6)    Fishery Management in Phase 1. To facilitate a transition to the Willapa River as the primary Chinook salmon population, fisheries during the transition period will be managed with the following intent:


a.    The impact rate on Willapa River natural-origin fall Chinook in Willapa Bay fisheries shall not exceed 20%. Within this impact rate cap, the priority shall be to maintain a full season of recreational fisheries for Chinook salmon in the Willapa Bay Basin


b.    No commercial Chinook fisheries shall occur in areas 2T and 2U prior to Labor Day. Commercial fisheries in areas 2T and 2U after Labor Day but before Sept. 16 shall use mark-selective fishing gear (6.5” maximum mesh in 2T and 4.5” maximum mesh tangle net in 2U) and recovery boxes.


c.    No commercial Chinook fisheries shall occur in areas 2M, 2N, 2P and 2R prior to August 16.


7)    Fishery Management After Phase 1. Fisheries in the Willapa Bay Basin during the Chinook salmon management period (prior to September 16) will be managed with the intent of:


a.    Limiting the fishery impact rate on Willapa River natural-origin fall Chinook salmon to no more than 14%.


b.    No commercial fisheries shall occur within areas 2T and 2U prior to September. 16.


c.    No commercial Chinook fisheries shall occur in areas 2M, 2N, 2P and 2R prior to August 16.

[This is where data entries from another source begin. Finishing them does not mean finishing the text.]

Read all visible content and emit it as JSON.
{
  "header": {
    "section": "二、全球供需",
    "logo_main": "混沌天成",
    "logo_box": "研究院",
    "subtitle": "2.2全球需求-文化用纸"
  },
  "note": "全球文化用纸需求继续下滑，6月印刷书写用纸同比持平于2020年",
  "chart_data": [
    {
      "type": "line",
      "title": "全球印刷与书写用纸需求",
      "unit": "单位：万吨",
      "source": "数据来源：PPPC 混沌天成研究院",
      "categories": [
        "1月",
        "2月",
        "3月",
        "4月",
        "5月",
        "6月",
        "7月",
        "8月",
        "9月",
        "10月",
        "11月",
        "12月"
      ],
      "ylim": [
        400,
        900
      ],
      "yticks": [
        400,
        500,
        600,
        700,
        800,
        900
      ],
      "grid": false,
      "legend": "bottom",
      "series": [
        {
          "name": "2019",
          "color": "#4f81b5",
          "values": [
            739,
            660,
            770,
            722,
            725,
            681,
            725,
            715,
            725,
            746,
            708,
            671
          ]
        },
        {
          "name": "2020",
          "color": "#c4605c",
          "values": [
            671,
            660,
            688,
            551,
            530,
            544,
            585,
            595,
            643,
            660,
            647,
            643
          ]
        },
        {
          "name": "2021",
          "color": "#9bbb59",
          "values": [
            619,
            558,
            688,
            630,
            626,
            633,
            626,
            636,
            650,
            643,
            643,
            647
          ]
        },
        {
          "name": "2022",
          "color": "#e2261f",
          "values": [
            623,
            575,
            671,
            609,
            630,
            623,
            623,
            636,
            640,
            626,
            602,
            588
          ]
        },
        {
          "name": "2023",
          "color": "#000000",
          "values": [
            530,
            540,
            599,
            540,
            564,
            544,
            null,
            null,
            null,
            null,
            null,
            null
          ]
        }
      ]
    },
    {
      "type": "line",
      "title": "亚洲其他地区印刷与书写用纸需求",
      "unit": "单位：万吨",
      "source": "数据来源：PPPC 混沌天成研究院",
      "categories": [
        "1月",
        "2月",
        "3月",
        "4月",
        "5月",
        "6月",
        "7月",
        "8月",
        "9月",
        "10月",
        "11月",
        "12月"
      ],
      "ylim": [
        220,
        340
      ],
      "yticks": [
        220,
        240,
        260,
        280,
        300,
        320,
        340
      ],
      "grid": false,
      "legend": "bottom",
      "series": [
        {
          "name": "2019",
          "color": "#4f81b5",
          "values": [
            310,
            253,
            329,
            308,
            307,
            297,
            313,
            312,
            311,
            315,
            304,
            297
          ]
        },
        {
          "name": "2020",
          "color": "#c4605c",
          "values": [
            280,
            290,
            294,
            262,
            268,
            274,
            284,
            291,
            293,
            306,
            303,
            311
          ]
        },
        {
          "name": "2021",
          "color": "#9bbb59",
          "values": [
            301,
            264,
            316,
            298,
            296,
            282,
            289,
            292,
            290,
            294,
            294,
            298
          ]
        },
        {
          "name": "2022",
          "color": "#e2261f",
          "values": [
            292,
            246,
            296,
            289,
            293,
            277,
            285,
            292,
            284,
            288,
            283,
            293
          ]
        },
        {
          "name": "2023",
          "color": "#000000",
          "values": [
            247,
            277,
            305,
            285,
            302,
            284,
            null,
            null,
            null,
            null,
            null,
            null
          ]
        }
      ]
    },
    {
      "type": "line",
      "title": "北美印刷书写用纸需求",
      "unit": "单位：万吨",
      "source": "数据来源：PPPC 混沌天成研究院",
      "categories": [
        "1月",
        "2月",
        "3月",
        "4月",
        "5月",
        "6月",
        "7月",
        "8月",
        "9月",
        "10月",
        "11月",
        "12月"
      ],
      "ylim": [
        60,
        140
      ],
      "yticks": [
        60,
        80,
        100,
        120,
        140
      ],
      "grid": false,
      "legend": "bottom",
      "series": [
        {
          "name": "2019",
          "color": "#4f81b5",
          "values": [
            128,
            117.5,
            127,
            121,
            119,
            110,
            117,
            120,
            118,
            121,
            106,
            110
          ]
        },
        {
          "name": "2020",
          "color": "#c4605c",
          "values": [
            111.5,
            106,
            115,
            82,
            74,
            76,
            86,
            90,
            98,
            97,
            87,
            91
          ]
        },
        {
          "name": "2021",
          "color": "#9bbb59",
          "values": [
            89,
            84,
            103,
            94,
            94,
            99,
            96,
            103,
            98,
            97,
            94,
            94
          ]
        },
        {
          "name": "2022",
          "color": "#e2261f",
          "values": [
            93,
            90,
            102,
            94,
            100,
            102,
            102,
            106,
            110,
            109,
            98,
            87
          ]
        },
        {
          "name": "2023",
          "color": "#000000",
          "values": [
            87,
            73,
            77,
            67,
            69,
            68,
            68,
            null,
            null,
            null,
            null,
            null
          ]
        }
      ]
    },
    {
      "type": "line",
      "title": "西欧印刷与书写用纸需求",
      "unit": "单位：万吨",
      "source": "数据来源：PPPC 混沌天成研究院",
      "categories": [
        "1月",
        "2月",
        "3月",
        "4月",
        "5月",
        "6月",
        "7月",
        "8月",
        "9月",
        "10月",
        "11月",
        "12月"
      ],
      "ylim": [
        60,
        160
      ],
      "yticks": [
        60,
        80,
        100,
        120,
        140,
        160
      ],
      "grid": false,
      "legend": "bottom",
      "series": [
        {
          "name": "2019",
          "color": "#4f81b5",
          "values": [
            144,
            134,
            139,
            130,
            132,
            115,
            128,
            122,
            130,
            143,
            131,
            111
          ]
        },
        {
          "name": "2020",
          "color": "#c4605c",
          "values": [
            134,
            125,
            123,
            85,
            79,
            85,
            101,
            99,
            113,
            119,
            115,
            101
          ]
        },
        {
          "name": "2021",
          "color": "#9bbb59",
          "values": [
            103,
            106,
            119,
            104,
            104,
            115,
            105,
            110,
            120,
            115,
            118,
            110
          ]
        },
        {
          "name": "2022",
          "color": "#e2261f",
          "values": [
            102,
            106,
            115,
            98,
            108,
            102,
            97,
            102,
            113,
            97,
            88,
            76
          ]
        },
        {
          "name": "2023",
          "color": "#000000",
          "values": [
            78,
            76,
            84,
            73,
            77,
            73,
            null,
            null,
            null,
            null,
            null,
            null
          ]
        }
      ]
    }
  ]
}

8)    Hatchery Production. Within budgetary constraints, and at the earliest feasible date, the Department shall seek to implement the following hatchery production of fall Chinook salmon:


·         3.30 million at Naselle Hatchery

i.    300,000 highly integrated

ii.    3 million from first generation returns of highly integrated stock

·         3.30 million at Nemah Hatchery

·         0.35 million at Forks Creek Hatchery


9)    Enhanced Hatchery Production. The Department shall work with our partners to secure



resources to increase production of fall Chinook salmon at Naselle Hatchery by an additional 2.7 million subyearlings.